The strange answer for the first question given by the apocryphal book, The Gospel according to the Hebrews, is that Jesus received the baptism of John just to please his mother and relatives. Anything to stop the whinging… please. And there is an echo of ‘wanting to be obedient to Mum’ in the story of the wedding at Cana.

In John chapter 2, Mother Mary makes it quite clear to her adult son that he should do something about the depletion of wine at the wedding reception. She seems to put her son in an impossible situation, where, in front of the bar tenders, she says, ‘Do whatever he tells you.’

Ultimately, I think (and I am not a great theologian) The Master must always have free choice and to do as He pleases. Think of the story of him absconding in Jerusalem at the passover when he was just a lad. Nothing could be further from the wishes of St. Joseph and Our Lady. Even lying down on a splintery wooden cross and having nails driven through his hands and feet was something he did because he chose to. And I think it is this line of reasoning that is why the Gospel to the Hebrews does not appear in our Bibles today.

A better answer to the question as to why The Perfect Son of God was in the skanky, muddy water of the Jordan was because he wanted to identify with us. Like the manky manger of Bethlehem, God actually wants to be in our sludge with us.  God reveals himself as One who is not just pie in the sky when you die, but as one here and now, with the poo of the cow, and in the crud of the mud of the Jordan.

Thankfully, there are people in our lives, though who do give us a bit of a nudge, who shove us towards that course of action, that uncomfortable conversation, that apology that we know we need to offer and will be good for us and even better for the other who we are called to serve. The gnarly crusty twisted feet we know we must wash because they are really His feet after all.

These ‘nudgers’ as I call them, are those who are a little further down the road, people who see us objectively, who can counsel, advise, walk with us and encourage us.
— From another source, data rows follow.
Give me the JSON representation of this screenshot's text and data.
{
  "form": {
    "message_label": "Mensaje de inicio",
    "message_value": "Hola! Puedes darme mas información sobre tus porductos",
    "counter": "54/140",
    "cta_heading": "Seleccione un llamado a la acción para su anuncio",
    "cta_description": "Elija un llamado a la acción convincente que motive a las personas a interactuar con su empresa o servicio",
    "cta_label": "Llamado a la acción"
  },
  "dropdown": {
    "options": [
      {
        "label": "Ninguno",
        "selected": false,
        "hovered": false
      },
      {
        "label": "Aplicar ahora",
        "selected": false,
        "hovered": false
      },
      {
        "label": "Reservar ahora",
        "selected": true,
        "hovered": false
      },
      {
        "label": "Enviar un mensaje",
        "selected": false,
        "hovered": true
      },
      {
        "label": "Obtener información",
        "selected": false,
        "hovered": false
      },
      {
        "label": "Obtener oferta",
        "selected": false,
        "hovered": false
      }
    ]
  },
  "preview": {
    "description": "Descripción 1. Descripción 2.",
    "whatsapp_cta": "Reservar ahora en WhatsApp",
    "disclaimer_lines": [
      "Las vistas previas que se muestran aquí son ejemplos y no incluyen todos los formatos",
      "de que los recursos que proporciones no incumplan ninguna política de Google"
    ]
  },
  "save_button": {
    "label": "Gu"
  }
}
The really good news is that while these are often the clergy, they don’t necessarily have to be.

Often, our first nudgers are our parents and then someone else takes over.

But what happens when the next generation of nudgers go home, too? I can think of a couple of people in my life who I relied heavily upon, who are now in the nearer presence of God, and I miss them terribly.

I can’t just phone them up or go and have a cuppa, a whinge, a wine and a laugh. And so it hurts.

I have to console myself with the sure and certain knowledge that their prayers are more potent and more loving because they are in His nearer presence.

So when I have a difficult choice to make, not only do I consult my modern-day confidants and prophets, but I ask the prayers of those on the other side of the grave who love me still. I ask for the prayers of Mother Mary and her Son, the same folk who once stood on the banks of the grungy Jordan River.

What are they saying to me?

I can either stay standing on the banks, dithering and procrastinating. These are fine skills that I have honed to an art form over the years.

Or…

 

I can put on my big boy bathers, draw in a deep breath and take the plunge knowing that He is already in there waiting for me. Even in and especially in the unseeable murky waters of death.